Recently, I interviewed Leslee Udwin, who is the producer and director of India’s Daughter. Leslee spoke from the heart about various reasons which inspired  her to go to India and make this documentary film. As she puts it, in her own words, “I was moved to make this documentary, India’s Daughter, because I was absolutely bowed over with respect, with admiration and with gratitude to the Indian men and woman who went out on the streets to protest, in response to this particular horrific gang rape of Jyoti Singh, and it wasn’t the rape that took me there. It was the protest. It was knowing that there was incredible optimism and hope for change and people were demanding change and it seemed to me, sitting across the other side of the world, that these people are actually out there protesting for my rights as a woman, for autonomy and respect for women.”

She said it took her two years to make this video, from the very first inspiration to the final finished product. Protests and ongoing anger against rapes took her to India to film, “I took the decision to make it probably around Christmas of 2012, about a week to 10 days into the protests, when I saw these protesters not just going out and protesting but actually continuing through, day after day, and then I saw the protest tip into riots. I mean it felt like civil war could ensue. The passion was so great and the numbers were so unprecedented.”

On the question of how easy it was for her to get consent from Tihar jail prison officials in New Delhi, so that she could interview gang-rape convicts, Leslee told me that it was easy for her to get the consent of jail officials, with regard to interviewing rapists. She remarked, “I wrote a very impassioned letter to the director general. The director general happened to be a woman. That probably helped because I think that she understood from my letter that this was indeed in the public interest. It was an important thing to do.
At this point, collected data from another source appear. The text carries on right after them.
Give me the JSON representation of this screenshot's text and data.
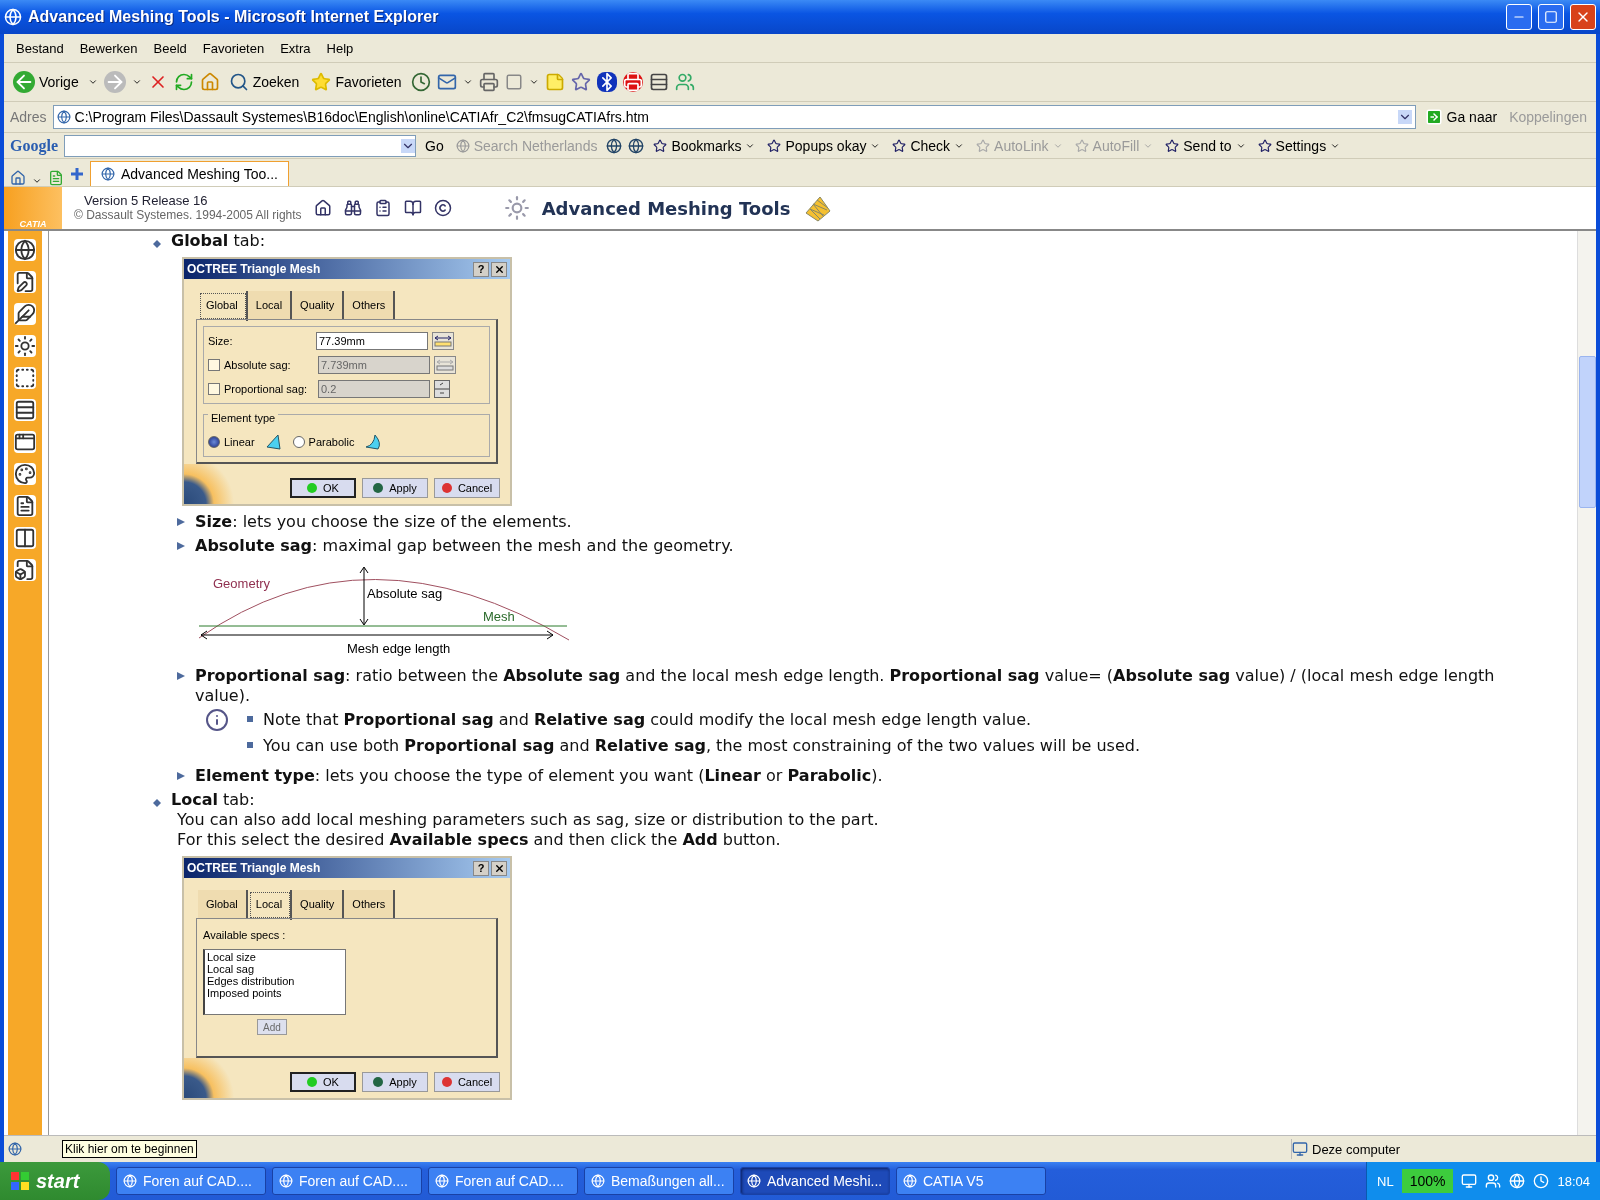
{
  "window": {
    "title": "Advanced Meshing Tools - Microsoft Internet Explorer"
  },
  "menu": [
    "Bestand",
    "Bewerken",
    "Beeld",
    "Favorieten",
    "Extra",
    "Help"
  ],
  "toolbar": {
    "back": "Vorige",
    "search": "Zoeken",
    "favorites": "Favorieten"
  },
  "address": {
    "label": "Adres",
    "value": "C:\\Program Files\\Dassault Systemes\\B16doc\\English\\online\\CATIAfr_C2\\fmsugCATIAfrs.htm",
    "go": "Ga naar",
    "links": "Koppelingen"
  },
  "google_bar": {
    "logo": "Google",
    "go": "Go",
    "search": "Search Netherlands",
    "items": [
      {
        "label": "Bookmarks",
        "disabled": false
      },
      {
        "label": "Popups okay",
        "disabled": false
      },
      {
        "label": "Check",
        "disabled": false
      },
      {
        "label": "AutoLink",
        "disabled": true
      },
      {
        "label": "AutoFill",
        "disabled": true
      },
      {
        "label": "Send to",
        "disabled": false
      },
      {
        "label": "Settings",
        "disabled": false
      }
    ]
  },
  "tab": {
    "label": "Advanced Meshing Too..."
  },
  "doc_header": {
    "logo": "CATIA",
    "version": "Version 5 Release 16",
    "copyright": "© Dassault Systemes. 1994-2005 All rights",
    "title": "Advanced Meshing Tools"
  },
  "global_section": {
    "heading": "**Global** tab:",
    "dialog": {
      "title": "OCTREE Triangle Mesh",
      "help": "?",
      "tabs": [
        {
          "label": "Global",
          "selected": true
        },
        {
          "label": "Local",
          "selected": false
        },
        {
          "label": "Quality",
          "selected": false
        },
        {
          "label": "Others",
          "selected": false
        }
      ],
      "size": {
        "label": "Size:",
        "value": "77.39mm"
      },
      "absolute_sag": {
        "label": "Absolute sag:",
        "checked": false,
        "value": "7.739mm",
        "disabled": true
      },
      "proportional_sag": {
        "label": "Proportional sag:",
        "checked": false,
        "value": "0.2",
        "disabled": true
      },
      "element_type": {
        "legend": "Element type",
        "options": [
          {
            "label": "Linear",
            "selected": true
          },
          {
            "label": "Parabolic",
            "selected": false
          }
        ]
      },
      "buttons": [
        "OK",
        "Apply",
        "Cancel"
      ]
    },
    "bullets_top": [
      "**Size**: lets you choose the size of the elements.",
      "**Absolute sag**: maximal gap between the mesh and the geometry."
    ],
    "diagram": {
      "geometry": "Geometry",
      "absolute_sag": "Absolute sag",
      "mesh": "Mesh",
      "edge_length": "Mesh edge length"
    },
    "bullet_prop": "**Proportional sag**: ratio between the **Absolute sag** and the local mesh edge length. **Proportional sag** value= (**Absolute sag** value) / (local mesh edge length value).",
    "notes": [
      "Note that **Proportional sag** and **Relative sag** could modify the local mesh edge length value.",
      "You can use both **Proportional sag** and **Relative sag**, the most constraining of the two values will be used."
    ],
    "bullet_element": "**Element type**: lets you choose the type of element you want (**Linear** or **Parabolic**)."
  },
  "local_section": {
    "heading": "**Local** tab:",
    "paragraphs": [
      "You can also add local meshing parameters such as sag, size or distribution to the part.",
      "For this select the desired **Available specs** and then click the **Add** button."
    ],
    "dialog": {
      "title": "OCTREE Triangle Mesh",
      "help": "?",
      "tabs": [
        {
          "label": "Global",
          "selected": false
        },
        {
          "label": "Local",
          "selected": true
        },
        {
          "label": "Quality",
          "selected": false
        },
        {
          "label": "Others",
          "selected": false
        }
      ],
      "list_label": "Available specs :",
      "specs": [
        "Local size",
        "Local sag",
        "Edges distribution",
        "Imposed points"
      ],
      "add": {
        "label": "Add",
        "disabled": true
      },
      "buttons": [
        "OK",
        "Apply",
        "Cancel"
      ]
    }
  },
  "status_bar": {
    "zone": "Deze computer",
    "tooltip": "Klik hier om te beginnen"
  },
  "taskbar": {
    "start": "start",
    "tasks": [
      {
        "label": "Foren auf CAD....",
        "selected": false
      },
      {
        "label": "Foren auf CAD....",
        "selected": false
      },
      {
        "label": "Foren auf CAD....",
        "selected": false
      },
      {
        "label": "Bemaßungen all...",
        "selected": false
      },
      {
        "label": "Advanced Meshi...",
        "selected": true
      },
      {
        "label": "CATIA V5",
        "selected": false
      }
    ],
    "language": "NL",
    "battery": "100%",
    "clock": "18:04"
  }
}
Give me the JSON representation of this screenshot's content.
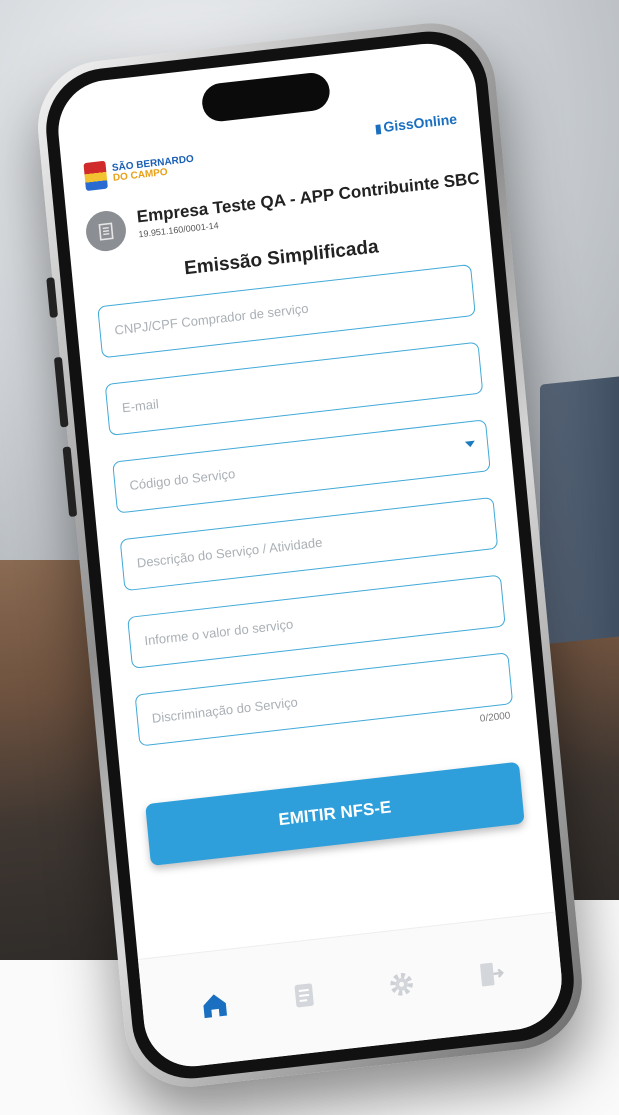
{
  "header": {
    "city_logo": {
      "line1": "SÃO BERNARDO",
      "line2": "DO CAMPO"
    },
    "app_logo": "GissOnline"
  },
  "company": {
    "name": "Empresa Teste QA - APP Contribuinte SBC",
    "document": "19.951.160/0001-14"
  },
  "form": {
    "title": "Emissão Simplificada",
    "fields": [
      {
        "placeholder": "CNPJ/CPF Comprador de serviço"
      },
      {
        "placeholder": "E-mail"
      },
      {
        "placeholder": "Código do Serviço",
        "type": "select"
      },
      {
        "placeholder": "Descrição do Serviço / Atividade"
      },
      {
        "placeholder": "Informe o valor do serviço"
      },
      {
        "placeholder": "Discriminação do Serviço",
        "counter": "0/2000"
      }
    ],
    "submit_label": "EMITIR NFS-E"
  },
  "bottom_nav": {
    "items": [
      {
        "icon": "home-icon",
        "active": true
      },
      {
        "icon": "document-icon",
        "active": false
      },
      {
        "icon": "gear-icon",
        "active": false
      },
      {
        "icon": "logout-icon",
        "active": false
      }
    ]
  },
  "colors": {
    "accent": "#2e9fdb",
    "border": "#41a9d8",
    "active_icon": "#1a6fc0",
    "inactive_icon": "#c9ccd0"
  }
}
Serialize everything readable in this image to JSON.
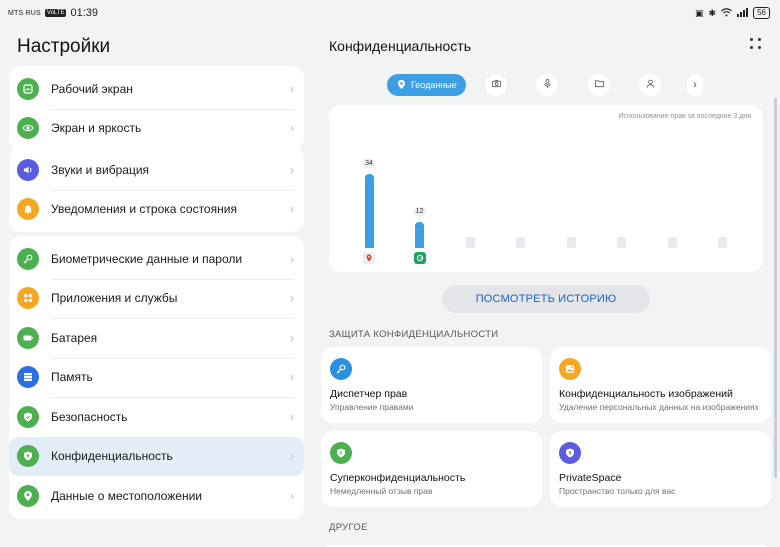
{
  "status": {
    "carrier": "MTS RUS",
    "volte": "VoLTE",
    "time": "01:39",
    "battery": "56"
  },
  "left": {
    "title": "Настройки",
    "groups": [
      {
        "items": [
          {
            "label": "Рабочий экран",
            "icon": "home-screen-icon",
            "color": "#4caf50"
          },
          {
            "label": "Экран и яркость",
            "icon": "eye-icon",
            "color": "#4caf50"
          }
        ]
      },
      {
        "items": [
          {
            "label": "Звуки и вибрация",
            "icon": "speaker-icon",
            "color": "#5b5de0"
          },
          {
            "label": "Уведомления и строка состояния",
            "icon": "bell-icon",
            "color": "#f5a623"
          }
        ]
      },
      {
        "items": [
          {
            "label": "Биометрические данные и пароли",
            "icon": "key-icon",
            "color": "#4caf50"
          },
          {
            "label": "Приложения и службы",
            "icon": "apps-grid-icon",
            "color": "#f5a623"
          },
          {
            "label": "Батарея",
            "icon": "battery-icon",
            "color": "#4caf50"
          },
          {
            "label": "Память",
            "icon": "storage-icon",
            "color": "#2b6fe3"
          },
          {
            "label": "Безопасность",
            "icon": "shield-check-icon",
            "color": "#4caf50"
          },
          {
            "label": "Конфиденциальность",
            "icon": "privacy-shield-icon",
            "color": "#4caf50",
            "active": true
          },
          {
            "label": "Данные о местоположении",
            "icon": "location-pin-icon",
            "color": "#4caf50"
          }
        ]
      }
    ]
  },
  "right": {
    "title": "Конфиденциальность",
    "tabs": [
      {
        "label": "Геоданные",
        "icon": "location-pin-icon",
        "selected": true
      },
      {
        "label": "",
        "icon": "camera-icon"
      },
      {
        "label": "",
        "icon": "microphone-icon"
      },
      {
        "label": "",
        "icon": "folder-icon"
      },
      {
        "label": "",
        "icon": "contacts-icon"
      },
      {
        "label": "",
        "icon": "chevron-right-icon"
      }
    ],
    "chart_note": "Использование прав за последние 3 дня",
    "history_button": "ПОСМОТРЕТЬ ИСТОРИЮ",
    "section_protection": "ЗАЩИТА КОНФИДЕНЦИАЛЬНОСТИ",
    "section_other": "ДРУГОЕ",
    "cards": [
      {
        "title": "Диспетчер прав",
        "subtitle": "Управление правами",
        "icon": "key-icon",
        "color": "#2b8fe0"
      },
      {
        "title": "Конфиденциальность изображений",
        "subtitle": "Удаление персональных данных на изображениях",
        "icon": "image-icon",
        "color": "#f5a623"
      },
      {
        "title": "Суперконфиденциальность",
        "subtitle": "Немедленный отзыв прав",
        "icon": "shield-icon",
        "color": "#4caf50"
      },
      {
        "title": "PrivateSpace",
        "subtitle": "Пространство только для вас",
        "icon": "private-space-icon",
        "color": "#5b5de0"
      }
    ]
  },
  "chart_data": {
    "type": "bar",
    "title": "",
    "categories": [
      "app-1",
      "app-2",
      "",
      "",
      "",
      "",
      "",
      ""
    ],
    "values": [
      34,
      12,
      0,
      0,
      0,
      0,
      0,
      0
    ],
    "data_labels": [
      "34",
      "12"
    ],
    "app_icon_colors": [
      "#e8eef7",
      "#1fa463"
    ],
    "ylim": [
      0,
      34
    ],
    "grid": false,
    "legend": "none"
  }
}
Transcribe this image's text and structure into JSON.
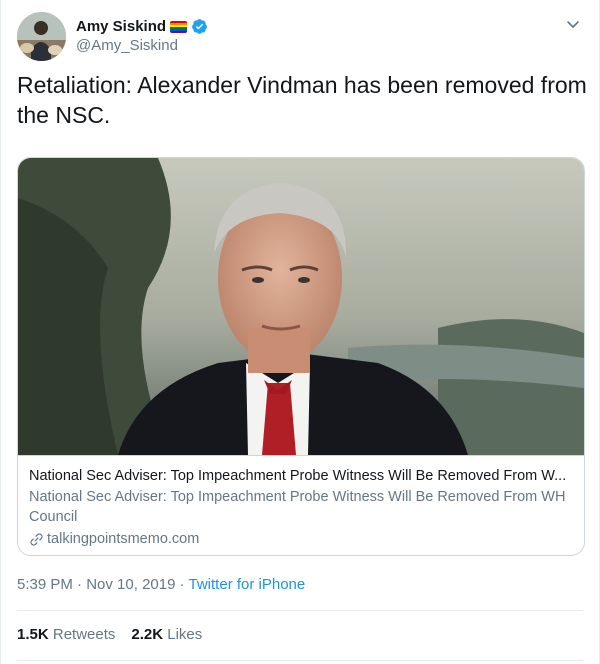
{
  "user": {
    "display_name": "Amy Siskind",
    "handle": "@Amy_Siskind",
    "flag_icon": "rainbow-flag-icon",
    "verified_icon": "verified-badge-icon"
  },
  "tweet": {
    "text": "Retaliation: Alexander Vindman has been removed from the NSC."
  },
  "card": {
    "title": "National Sec Adviser: Top Impeachment Probe Witness Will Be Removed From W...",
    "description": "National Sec Adviser: Top Impeachment Probe Witness Will Be Removed From WH Council",
    "domain": "talkingpointsmemo.com",
    "link_icon": "link-icon"
  },
  "meta": {
    "time": "5:39 PM",
    "sep1": " · ",
    "date": "Nov 10, 2019",
    "sep2": " · ",
    "source": "Twitter for iPhone"
  },
  "stats": {
    "retweets_count": "1.5K",
    "retweets_label": "Retweets",
    "likes_count": "2.2K",
    "likes_label": "Likes"
  },
  "colors": {
    "accent": "#1b95e0",
    "verified": "#1da1f2",
    "secondary_text": "#657786"
  }
}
It was a documentary film that was seeking change, and she understood the imperative, the need to interview the rapists, and she agreed and it is almost as simple as that.” She said she was absolutely appalled and shocked that there was no remorse by the rapists about their brutal actions when she was interviewing them.

In response to my question about her views regarding the defence lawyers for the case, including attorney ML Sharma, who was featured in her documentary, Leslee said, “Many people who have seen the documentary say that they are more shocked by what the lawyers said than by what the rapist said. To a large extent, a lot of hysteria (in terms of negative response to this film) has been about, how dare you give a platform to a rapist to say such hateful things about woman…but if you actually look at what the rapist says about women, it is pretty much the same as what politicians have stood up in parliament and said about women”.

Leslee relates to the pain of Jyoti’s parents with great compassion. “It is also incredibly humbling, because I sat there, as a mother, thinking if this had happened to my daughter I can’t believe that I would have this sort of forbearance, the sort of dignity that they have. I think I would be so angry. To make sense of it, they see that she is actually healing the world through her sacrifice and that gives some meaning to this utterly meaningless and atrocious, hate-filled act that snatched their daughter away from them”.

On the issue of the documentary being banned by the Government of India, she said, “The fact that they banned it, it is such a misguided terrible mistake. I am very confident that the court will later turn the ban and I hope that will be an end to it, because the ban has no reasonable or legal grounds to it. The ban was a knee jerk reaction by people who had not seen the documentary…that is crucial distress”.

Leslee said her documentary has a potential to change the world and the mindset of people, “The fact is that I know the film has the power to change people’s attitudes, to challenge their attitudes, to make them see things from the point of view of another…and I think everyone who sees this documentary sees things from the point of view of Jyoti’s parents. They understand that loss, that pain, that life is given such a big value by the documentary, whereas in the society it is not given much of a value, because she is a girl”.